Tabbed browsing is great on both the iPad and the iPhone, and Chrome implements it a bit differently per device. The iPad has tabs similar to that of the desktop app, while the iPhone displays tabs only when you hit the little tab button in the top right corner of the screen.

You can also navigate between tabs in either version of Chrome using naught but a swipe gesture.

To move between tabs in Chrome for iPad, swipe over from the right or left bezel (that’s the dark, non screen area around the iPad display) to move a tab left or right, in order.

This is clever in Chrome for iPad, but makes even more sense when you’re using Chrome for iPhone. Instead of hitting the button, then scrolling vertically to find the tab you want, you can swipe over from the left or right bezel to rotate through every open tab on your device. It’s a lovely time saver, and something I’d love to see Safari employ in the future.

Via: Reddit

Tap, Swipe, And Rotate In iPhoto For iPad

iPhoto for iPad

iPhoto for iPad is a fantastic photo editing app with a ton of multitouch gesture support. When editing and looking through your photos within the app on your iPad, all it takes is a bit of learning to get these gestures down and make your time with iPhoto just that much more productive and fun.

First up, tap into a photo album in iPhoto for iPad, and drag the little three horizontal lines widget at the top of the thumbnail column. Drag to the right to get up to four columns, and to the left to reduce the number to one. To make it disappear entirely, drag any photo in the list to the left. Bring it back with a swipe from the left bezel to the right. Of course, you can tap the grid icon there to show and hide the thumbnail viewer.

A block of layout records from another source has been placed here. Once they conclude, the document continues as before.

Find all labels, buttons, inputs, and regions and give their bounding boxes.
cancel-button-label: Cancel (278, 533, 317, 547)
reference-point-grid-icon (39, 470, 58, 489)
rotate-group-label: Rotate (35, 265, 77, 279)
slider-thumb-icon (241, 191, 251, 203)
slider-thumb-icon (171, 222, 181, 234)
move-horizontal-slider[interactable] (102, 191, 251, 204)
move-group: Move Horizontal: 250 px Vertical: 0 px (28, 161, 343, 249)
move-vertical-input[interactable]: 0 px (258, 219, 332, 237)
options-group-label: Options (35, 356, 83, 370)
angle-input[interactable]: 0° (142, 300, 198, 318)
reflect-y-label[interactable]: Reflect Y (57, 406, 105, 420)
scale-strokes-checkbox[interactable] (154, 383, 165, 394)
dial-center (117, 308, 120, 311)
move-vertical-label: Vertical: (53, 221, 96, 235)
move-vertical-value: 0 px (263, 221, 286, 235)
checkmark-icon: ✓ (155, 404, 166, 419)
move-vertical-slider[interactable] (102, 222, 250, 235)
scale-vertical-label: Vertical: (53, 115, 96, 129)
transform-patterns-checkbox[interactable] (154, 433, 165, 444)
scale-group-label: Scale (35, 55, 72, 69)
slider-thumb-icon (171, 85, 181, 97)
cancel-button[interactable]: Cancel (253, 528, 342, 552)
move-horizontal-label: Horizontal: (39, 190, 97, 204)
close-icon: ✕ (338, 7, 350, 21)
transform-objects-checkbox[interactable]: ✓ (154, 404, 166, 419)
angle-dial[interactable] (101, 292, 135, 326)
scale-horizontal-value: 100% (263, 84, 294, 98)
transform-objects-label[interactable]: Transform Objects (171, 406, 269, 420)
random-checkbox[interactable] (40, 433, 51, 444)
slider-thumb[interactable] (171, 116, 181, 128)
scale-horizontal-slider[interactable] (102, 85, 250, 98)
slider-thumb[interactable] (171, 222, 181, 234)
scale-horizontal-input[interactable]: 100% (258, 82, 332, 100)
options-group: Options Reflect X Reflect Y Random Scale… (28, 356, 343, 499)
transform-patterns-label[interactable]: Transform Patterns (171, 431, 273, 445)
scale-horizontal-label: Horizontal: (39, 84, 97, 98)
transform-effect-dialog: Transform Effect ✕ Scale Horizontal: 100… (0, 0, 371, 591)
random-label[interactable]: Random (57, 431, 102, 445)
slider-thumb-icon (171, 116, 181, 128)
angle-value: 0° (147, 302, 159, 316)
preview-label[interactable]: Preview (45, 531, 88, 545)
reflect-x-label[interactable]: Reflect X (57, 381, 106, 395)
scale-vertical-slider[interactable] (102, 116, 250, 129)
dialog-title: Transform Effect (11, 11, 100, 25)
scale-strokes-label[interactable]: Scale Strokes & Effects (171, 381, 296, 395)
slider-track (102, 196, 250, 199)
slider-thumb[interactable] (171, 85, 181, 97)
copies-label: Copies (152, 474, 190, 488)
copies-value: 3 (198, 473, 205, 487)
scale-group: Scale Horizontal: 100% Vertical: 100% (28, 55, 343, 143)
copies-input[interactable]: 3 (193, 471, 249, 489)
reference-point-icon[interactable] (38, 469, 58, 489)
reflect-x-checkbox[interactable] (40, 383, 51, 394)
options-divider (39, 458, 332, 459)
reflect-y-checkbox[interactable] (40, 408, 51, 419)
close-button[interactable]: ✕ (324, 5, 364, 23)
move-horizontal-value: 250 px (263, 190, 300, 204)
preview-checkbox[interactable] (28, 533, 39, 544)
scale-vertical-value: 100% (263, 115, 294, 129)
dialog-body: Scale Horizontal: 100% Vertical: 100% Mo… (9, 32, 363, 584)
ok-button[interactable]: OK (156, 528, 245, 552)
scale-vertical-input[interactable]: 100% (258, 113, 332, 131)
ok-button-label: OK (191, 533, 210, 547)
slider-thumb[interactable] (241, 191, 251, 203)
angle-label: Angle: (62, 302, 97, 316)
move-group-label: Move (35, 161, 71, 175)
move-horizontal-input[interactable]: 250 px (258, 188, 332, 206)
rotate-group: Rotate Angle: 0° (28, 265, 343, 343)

Next, tap and hold on up to 12 different photos in the left column browser to add them to a virtual light table on the right. You can tap any of the photos in the light table to zoom in, and then tap off of them to zoom back to the light table view. You can also swipe through individual photos in that right hand space as well.

Tap into a photo and then tap with two fingers in the photo itself. The magnification Loupe will show up. drag it around the photo to see up-close details, and rotate two fingers on the screen to change the magnification from 1X to 2X or even 3X zoom. Tap off of the Loupe to dismiss it.